1953 post-WWII thriller
Plot: Former-Nazi Ivo Kern works for the Commies in post-war Berlin, aiding in kidnapping and transporting folks from the West to the East. They should have put a freakin' wall there or something! Kern wants out but finds it impossible. Meanwhile, Claire Bloom arrives from England to stay with her sister. A romance seems to develop, but Kern might be using the girl for shady reasons. Or will the two find love and hook up? Oh, those crazy kids!

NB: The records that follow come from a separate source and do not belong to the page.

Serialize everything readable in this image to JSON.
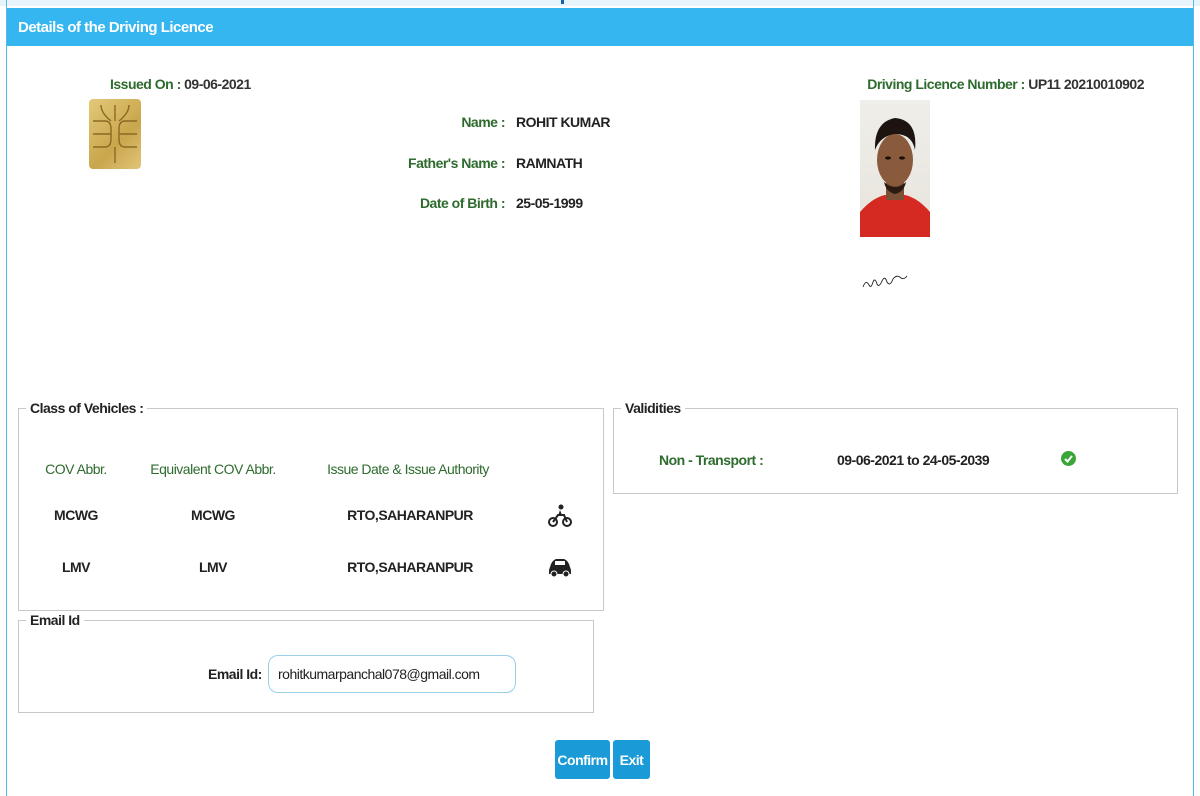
{
  "header": {
    "title": "Details of the Driving Licence"
  },
  "licence": {
    "issued_on_label": "Issued On :",
    "issued_on": "09-06-2021",
    "number_label": "Driving Licence Number :",
    "number": "UP11 20210010902",
    "name_label": "Name :",
    "name": "ROHIT KUMAR",
    "father_label": "Father's Name :",
    "father": "RAMNATH",
    "dob_label": "Date of Birth :",
    "dob": "25-05-1999"
  },
  "cov": {
    "legend": "Class of Vehicles :",
    "columns": [
      "COV Abbr.",
      "Equivalent COV Abbr.",
      "Issue Date & Issue Authority"
    ],
    "rows": [
      {
        "cov": "MCWG",
        "equiv": "MCWG",
        "authority": "RTO,SAHARANPUR",
        "icon": "motorcycle-icon"
      },
      {
        "cov": "LMV",
        "equiv": "LMV",
        "authority": "RTO,SAHARANPUR",
        "icon": "car-icon"
      }
    ]
  },
  "validities": {
    "legend": "Validities",
    "type_label": "Non - Transport :",
    "range": "09-06-2021 to 24-05-2039",
    "status_icon": "check-circle-icon",
    "status_color": "#3aa63a"
  },
  "email": {
    "legend": "Email Id",
    "label": "Email Id:",
    "value": "rohitkumarpanchal078@gmail.com"
  },
  "buttons": {
    "confirm": "Confirm",
    "exit": "Exit"
  },
  "colors": {
    "header": "#36b6f0",
    "button": "#1a9ad6",
    "label_green": "#2e6b2e"
  }
}
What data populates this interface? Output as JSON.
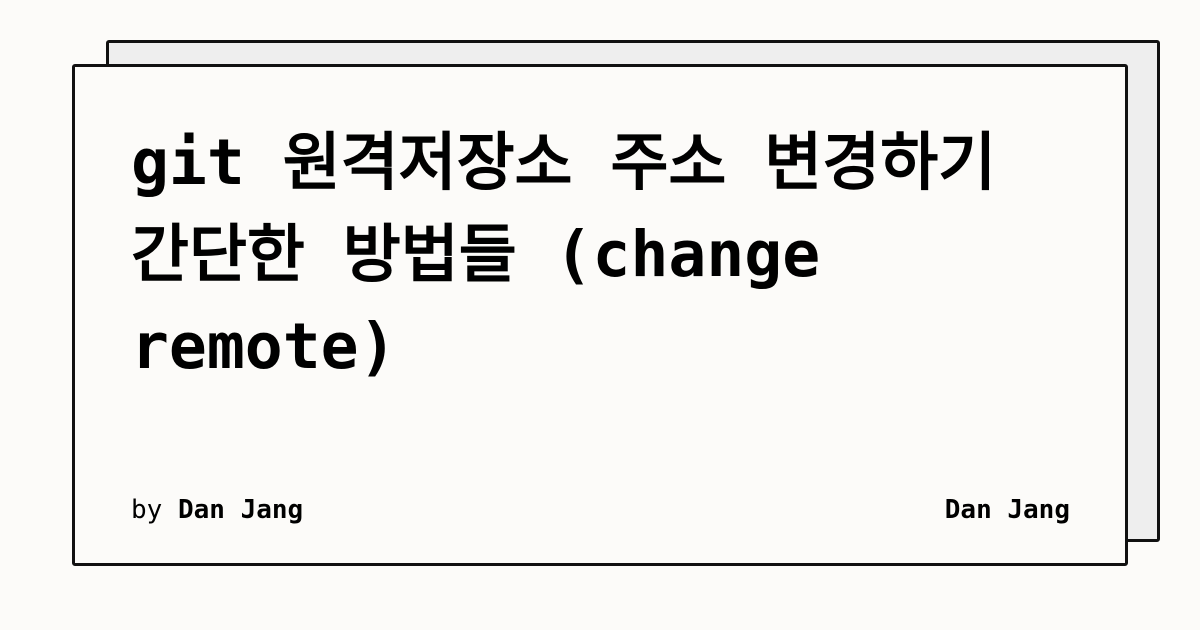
{
  "post": {
    "title": "git 원격저장소 주소 변경하기 간단한 방법들 (change remote)",
    "byline_prefix": "by",
    "author": "Dan Jang"
  },
  "site": {
    "name": "Dan Jang"
  },
  "colors": {
    "background": "#fcfbf9",
    "card_front": "#fcfbf9",
    "card_back": "#eeeeee",
    "border": "#111111",
    "text": "#000000"
  }
}
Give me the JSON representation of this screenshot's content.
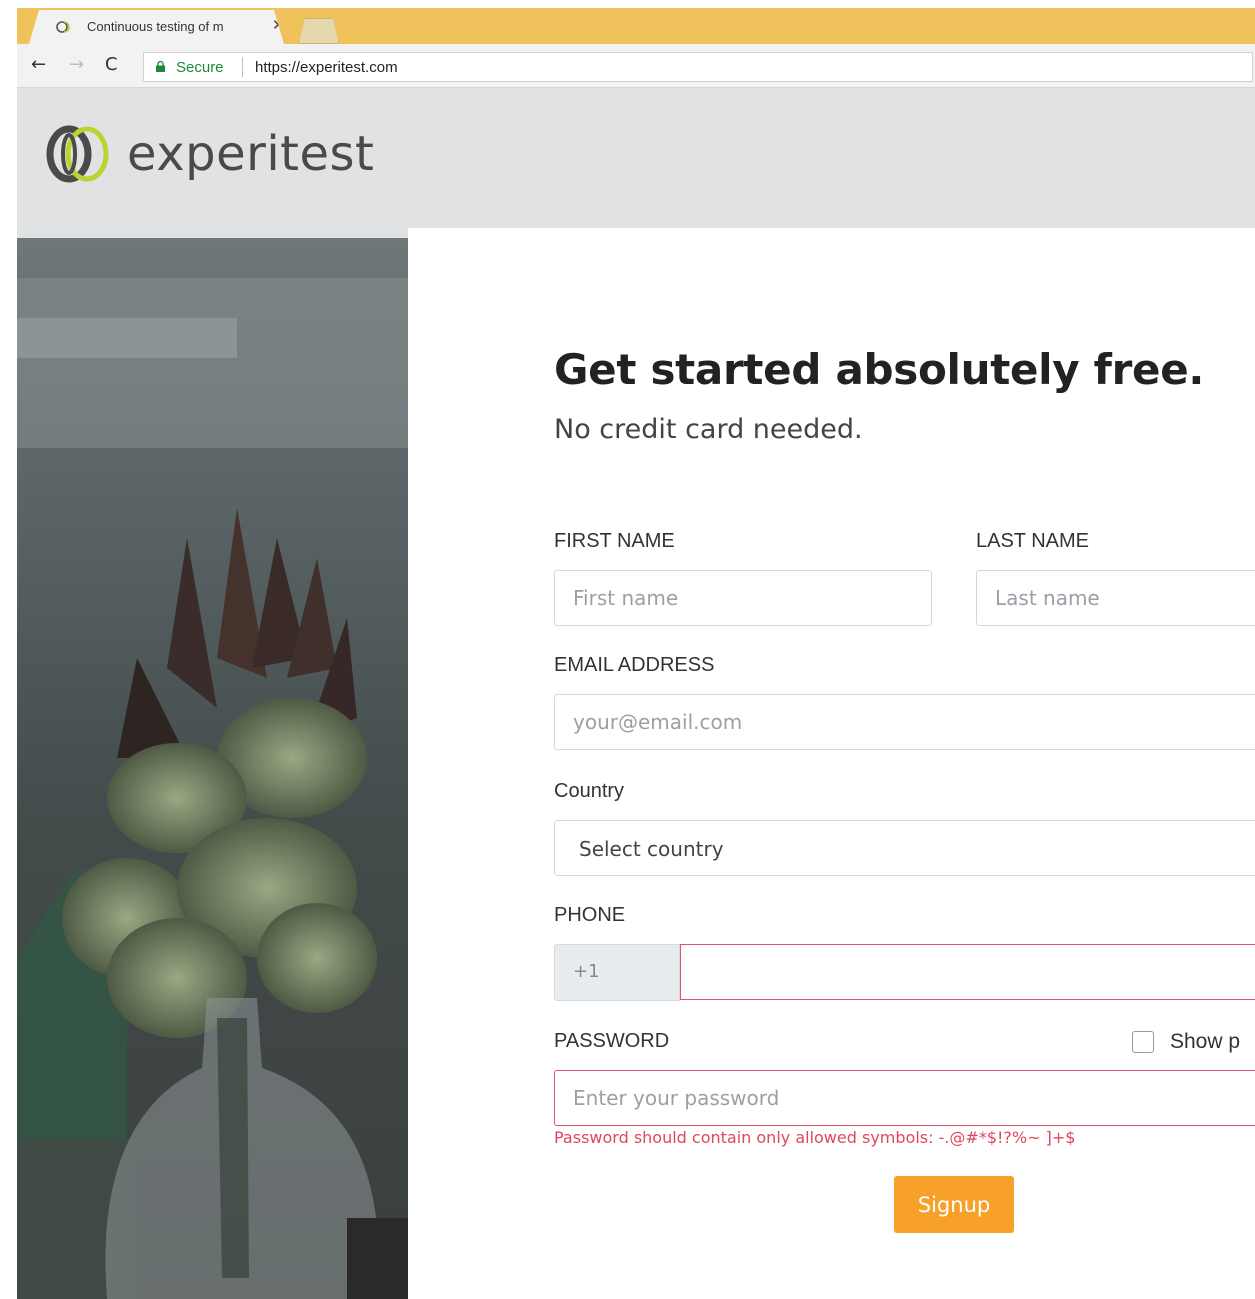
{
  "browser": {
    "tab_title": "Continuous testing of m",
    "tab_close": "✕",
    "nav_back": "←",
    "nav_forward": "→",
    "nav_reload": "C",
    "secure_label": "Secure",
    "url": "https://experitest.com"
  },
  "site": {
    "logo_text": "experitest",
    "brand_colors": {
      "logo_ring_dark": "#4a4a4a",
      "logo_ring_green": "#b8d432"
    }
  },
  "form": {
    "headline": "Get started absolutely free.",
    "subhead": "No credit card needed.",
    "first_name": {
      "label": "FIRST NAME",
      "placeholder": "First name",
      "value": ""
    },
    "last_name": {
      "label": "LAST NAME",
      "placeholder": "Last name",
      "value": ""
    },
    "email": {
      "label": "EMAIL ADDRESS",
      "placeholder": "your@email.com",
      "value": ""
    },
    "country": {
      "label": "Country",
      "selected": "Select country"
    },
    "phone": {
      "label": "PHONE",
      "prefix": "+1",
      "value": ""
    },
    "password": {
      "label": "PASSWORD",
      "placeholder": "Enter your password",
      "value": "",
      "show_password_label": "Show p",
      "show_password_checked": false,
      "error": "Password should contain only allowed symbols: -.@#*$!?%~ ]+$"
    },
    "submit_label": "Signup",
    "colors": {
      "error": "#e0465e",
      "submit": "#f7a12a"
    }
  }
}
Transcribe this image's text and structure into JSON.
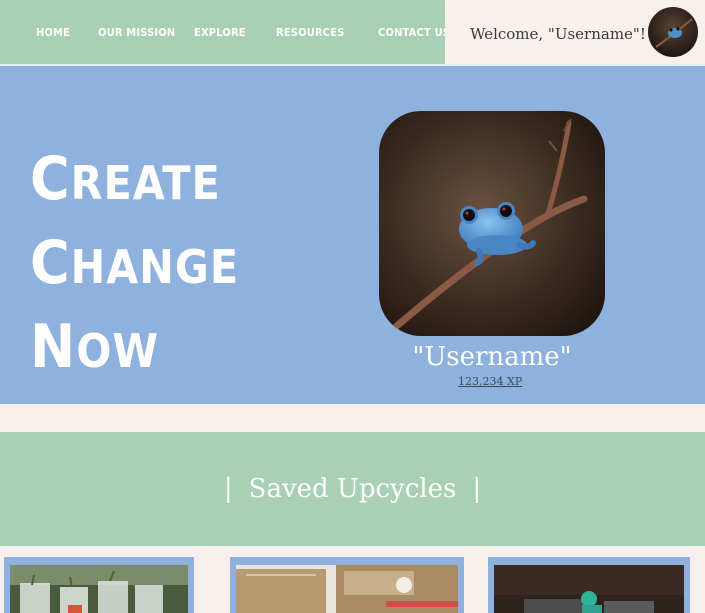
{
  "nav": {
    "items": [
      {
        "label": "HOME"
      },
      {
        "label": "OUR MISSION"
      },
      {
        "label": "EXPLORE"
      },
      {
        "label": "RESOURCES"
      },
      {
        "label": "CONTACT US"
      }
    ],
    "welcome": "Welcome, \"Username\"!"
  },
  "hero": {
    "lines": [
      "Create",
      "Change",
      "Now"
    ],
    "username": "\"Username\"",
    "xp": "123,234 XP"
  },
  "saved": {
    "title": "Saved Upcycles",
    "divider": "|"
  },
  "colors": {
    "nav_green": "#a9d0b5",
    "hero_blue": "#8eb1de",
    "cream": "#f8f0ec",
    "text_dark": "#3b3b3b"
  }
}
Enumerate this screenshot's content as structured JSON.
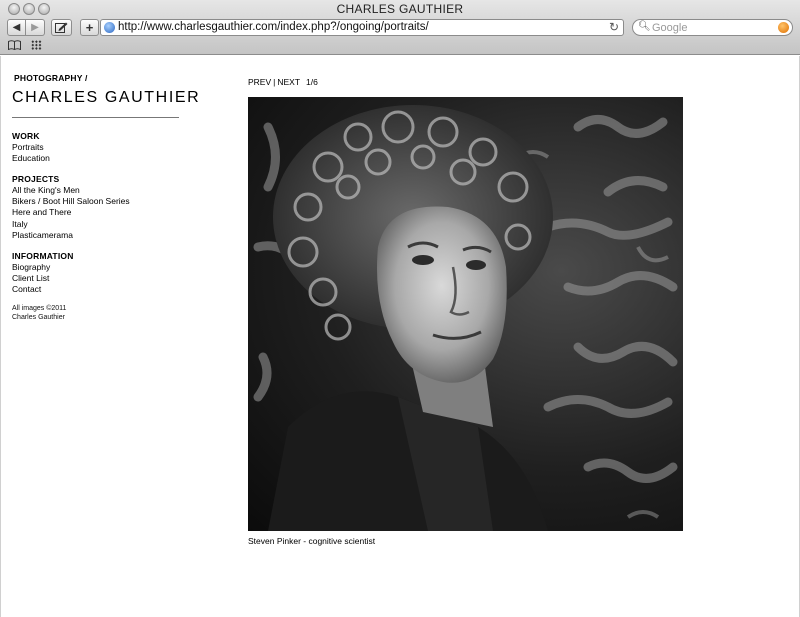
{
  "window": {
    "title": "CHARLES GAUTHIER"
  },
  "toolbar": {
    "url": "http://www.charlesgauthier.com/index.php?/ongoing/portraits/",
    "search_placeholder": "Google",
    "add_label": "+"
  },
  "site": {
    "kicker": "PHOTOGRAPHY /",
    "name": "CHARLES GAUTHIER"
  },
  "menu": {
    "work": {
      "heading": "WORK",
      "items": [
        "Portraits",
        "Education"
      ]
    },
    "projects": {
      "heading": "PROJECTS",
      "items": [
        "All the King's Men",
        "Bikers / Boot Hill Saloon Series",
        "Here and There",
        "Italy",
        "Plasticamerama"
      ]
    },
    "information": {
      "heading": "INFORMATION",
      "items": [
        "Biography",
        "Client List",
        "Contact"
      ]
    }
  },
  "copyright": {
    "line1": "All images ©2011",
    "line2": "Charles Gauthier"
  },
  "photo_nav": {
    "prev": "PREV",
    "separator": "|",
    "next": "NEXT",
    "count": "1/6"
  },
  "photo": {
    "caption": "Steven Pinker - cognitive scientist"
  },
  "icons": {
    "back": "back-arrow-icon",
    "forward": "forward-arrow-icon",
    "edit": "edit-icon",
    "add": "add-icon",
    "site": "globe-icon",
    "reload": "reload-icon",
    "search": "search-icon",
    "snapback": "snapback-icon",
    "bookmarks": "bookmarks-book-icon",
    "topsites": "grid-icon"
  },
  "colors": {
    "page_bg": "#ffffff",
    "text": "#000000",
    "chrome": "#d6d6d6"
  }
}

I liked the second half of this film a lot better than the first, the part of the film where I had to think way too much. Things really get exciting when the characters are sneaking around the shadows of dilapidated Berlin buildings. There's a great score, brilliant cinematography with Third Man-esque broken-tripod camera angles, and terrific shots of a city landscape torn to pieces by war. The cinematography alone makes this worth the price of admission, but moody James Mason and innocent Claire Bloom are good leads. It all builds to one of those endings, a memorable final shot on a snowy street. The story, though parts are a bit confusing taken out of the historical context, is essentially a timeless one of love doomed by place and time. This isn't quite the film that The Third Man or Odd Man Out are, but Carol Reed sure knew how to make "man" movies. That's especially surprising since he had such a sissy name.
This movie supports my theory that films are better when the most of the shots are askew.